いいや。なんとなく、振り返るのが怖くて出来なかったのかもしれない。
——————————————
音柱邸に到着し、身を清めた私は、休息もそこそこに、お土産に買ってきたお饅頭と、雛鶴さんがいれてくれたお茶に舌鼓を打ちながら、今回の出来事の愚痴を雛鶴さんまきをさん須磨さんの3人に溢していた。

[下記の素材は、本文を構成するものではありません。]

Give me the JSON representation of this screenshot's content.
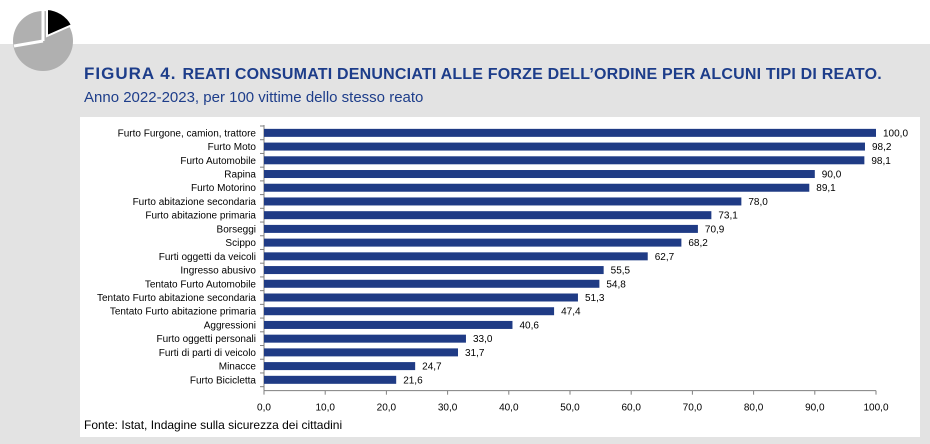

「酷くないですか!?私が…私が明らかに戸惑ってるのに、最終的にお腹抱えて笑ってたんですよ!?」
怒りに任せ、お饅頭を一口で口に入れモグモグと咀嚼する。
…うんやっぱり美味しい。荒んだ心が癒されるようだわ。
「ほら、一口で食べないの。喉に詰まったら大変でしょ?」
「あんたが炎柱様苦手なの、まぁ想像つくからね」
「炎柱様、すごくいい人ですけど、なんかちょっとズレたところありますからね!」
「…炎柱様もきっと、あんたにだけは言われたくないね」
「あぁー!須磨さんはどうしてそんな意地悪ばっかり言うんですぅ!?天元様!天元様ぁ!」
「須磨ぁ!あんたねぇ!いちいち天元様に言いつけようとすんじゃないよ!」
そんな騒がしさにつられてやってきたのか
「なんだぁ?お前らまた喧嘩してんのか?」
私と同じく、身を清め、着流姿に変わった天元さんがやってきた。